Je plaide donc pour l’instauration d’un droit d’usage des communs s’exerçant dans une institution nouvelle, une forme sociale à inventer, qui pourrait prendre le nom de « coopération », comme l’on appelle, depuis plus de 100 ans dans notre droit, par le mot plus générique d’association, cette forme juridique particulière qui permet à des personnes de fonder une activité commune sans vouloir partager toutefois les bénéfices de leur action. Une coopération serait ainsi constituée d’un regroupement de personnes sans capital social, pour éviter tout principe de patrimonialité comme dans l’association. Une coopération aurait pour objet social de partager, entretenir, gouverner une ou plusieurs ressources, et inclurait nécessairement, dans son fonctionnement, un mécanisme de résolution des conflits. A l’instar de ce qui peut se faire dans la coopérative, la coopération instituerait un principe de partage des bénéfices qui serait fonction non pas de la détention du coopérateur dans le capital, qui n’existerait donc pas dans la coopération mais qui serait fonction de la contribution de ce coopérateur à la constitution de la ressource, son maintien ou son enrichissement, à due proportion.
Le recours à une forme sociale pour l’institution des communs est essentielle. Elle permet de sortir les pratiques des « commoners » de l’informel et de créer une personne morale qui, par la fiction du droit, dépasse leurs intérêts particuliers. L’institution de cette personne morale permettrait ainsi de défendre l’idée d’un « intérêt social » à protéger contre les encloisonnements, appelés autrement les « enclosures », c’est-à-dire l’accaparement des communs par des tiers. En droit des sociétés, la notion d’abus de biens sociaux existe et elle est essentielle pour leur préservation. La loi reconnaît en effet aux sociétés un intérêt qui leur est propre, lequel se distingue des intérêts particuliers de leurs dirigeants ou associés. Et le droit incrimine le détournement de l’intérêt social à des fins personnelles. Tout tiers peut ainsi dénoncer cette atteinte au procureur de la République, qui peut également agir de sa propre initiative pour engager des poursuites. Notre Société protège les sociétés ainsi efficacement contre le vol ou l’abus de confiance. C’est dire l’importance que le droit accorde aux sociétés d’affaires dans notre économie capitaliste. Révélateur ou pas ? Ce délit n’existe pas pour les associations.

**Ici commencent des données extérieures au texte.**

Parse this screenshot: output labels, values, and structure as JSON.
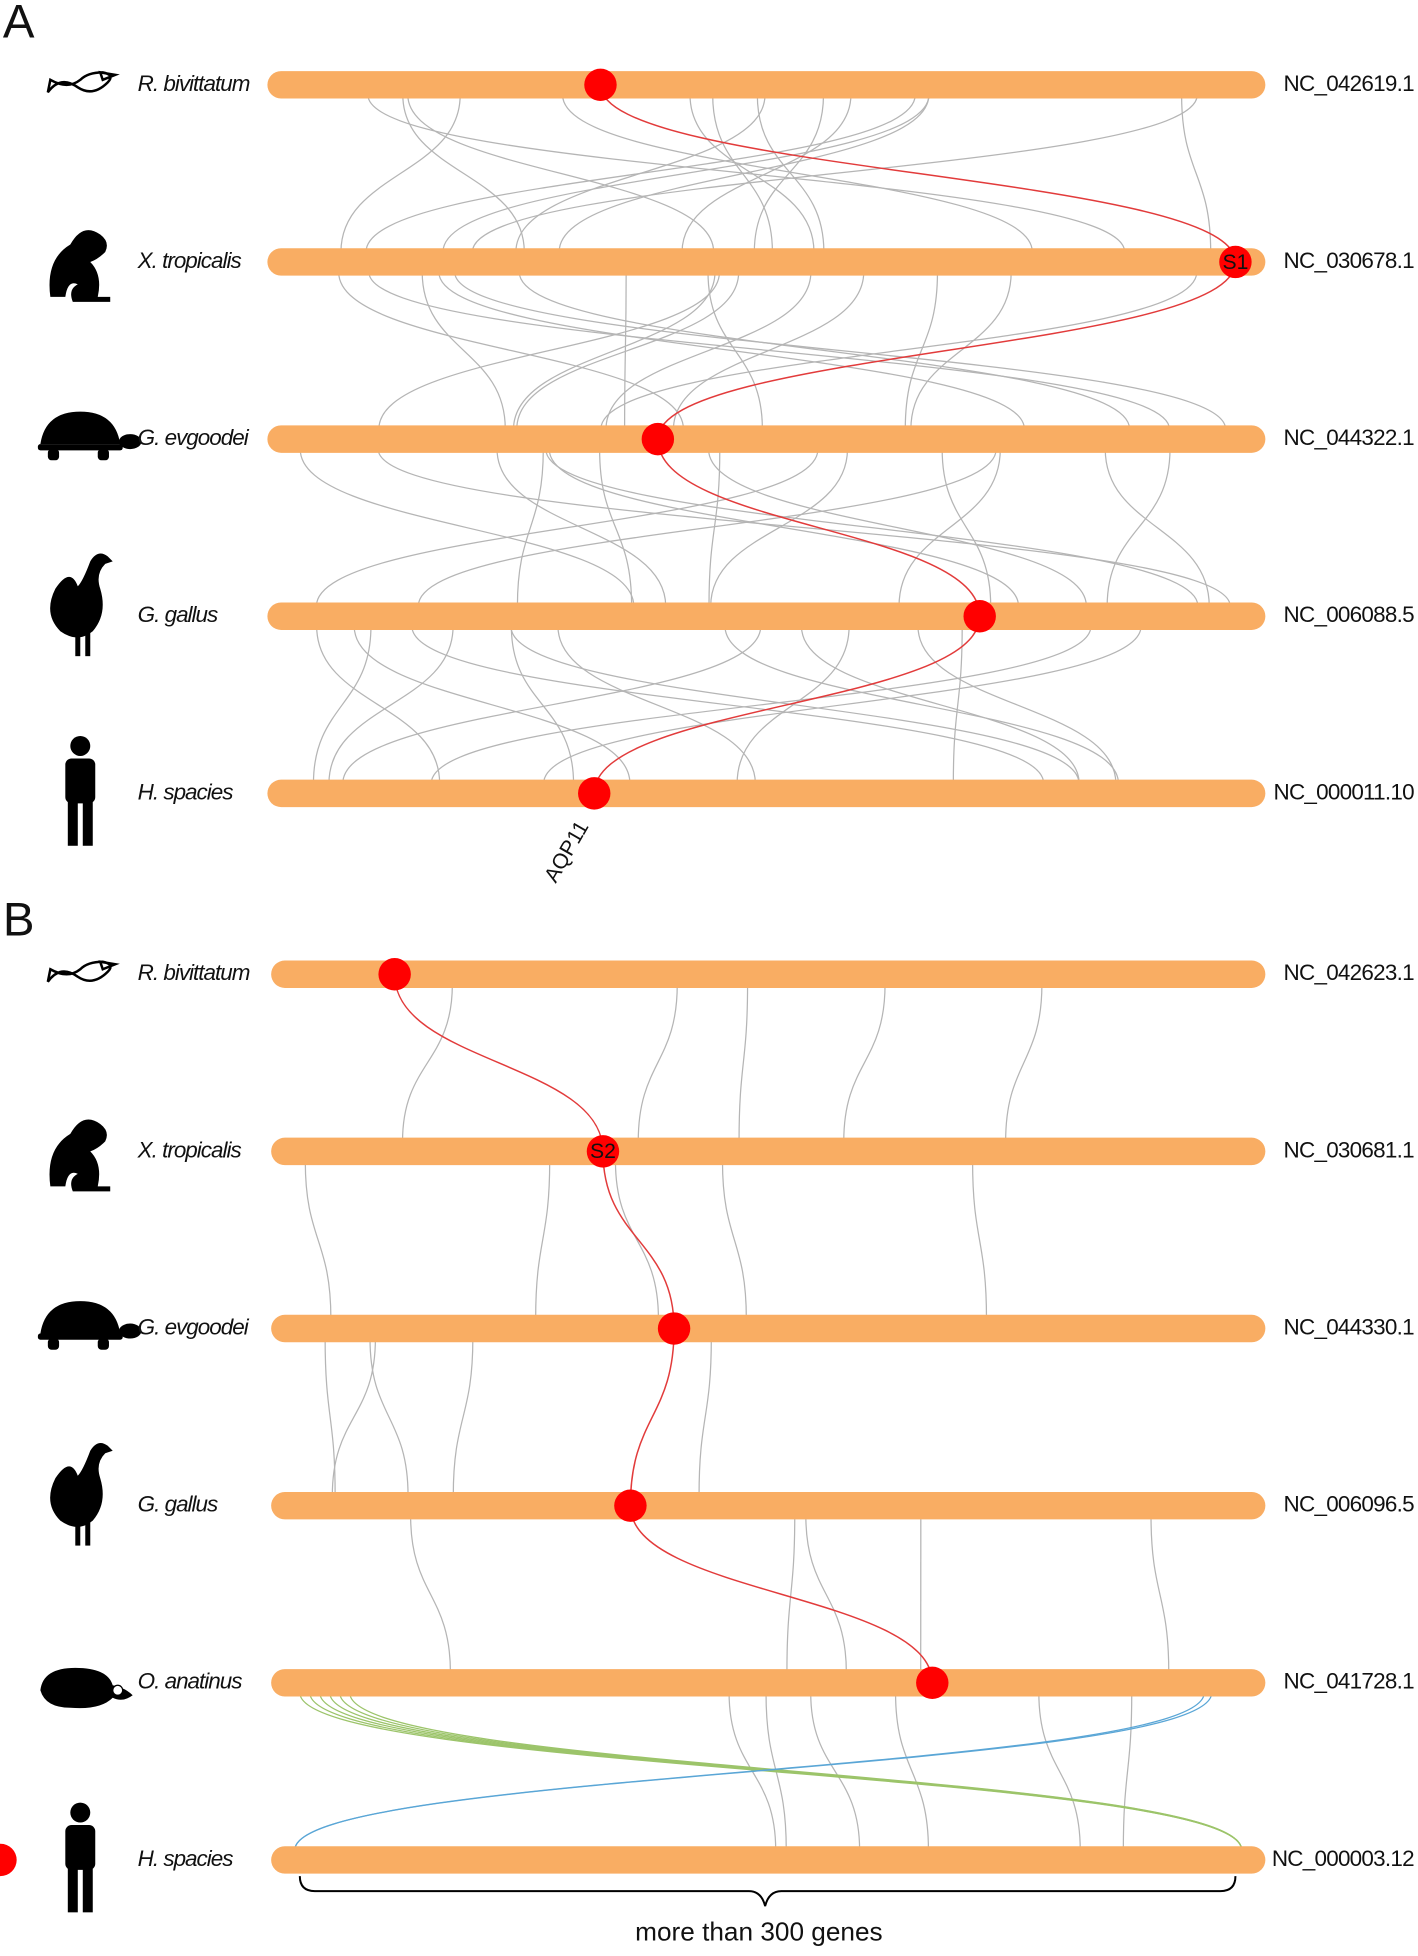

Il devrait pouvoir exister pour les coopérations. Egalité des armes oblige ! Nous inventerions ainsi « l’abus de biens communs », ou plutôt « l’abus de communs », pour les défendre contre tous les accaparements.
Revendiquer un droit d’usage autonome du droit de propriété. Construire la gouvernance des communs sur le fondement de ce droit. Instituer la coopération comme forme sociale aboutie de cette gouvernance. Il ne s’agit là que de poser les prémices d’un nouveau droit des communs, sans toutefois concevoir encore une théorie juridique générale, mais nos armes s’aiguisent.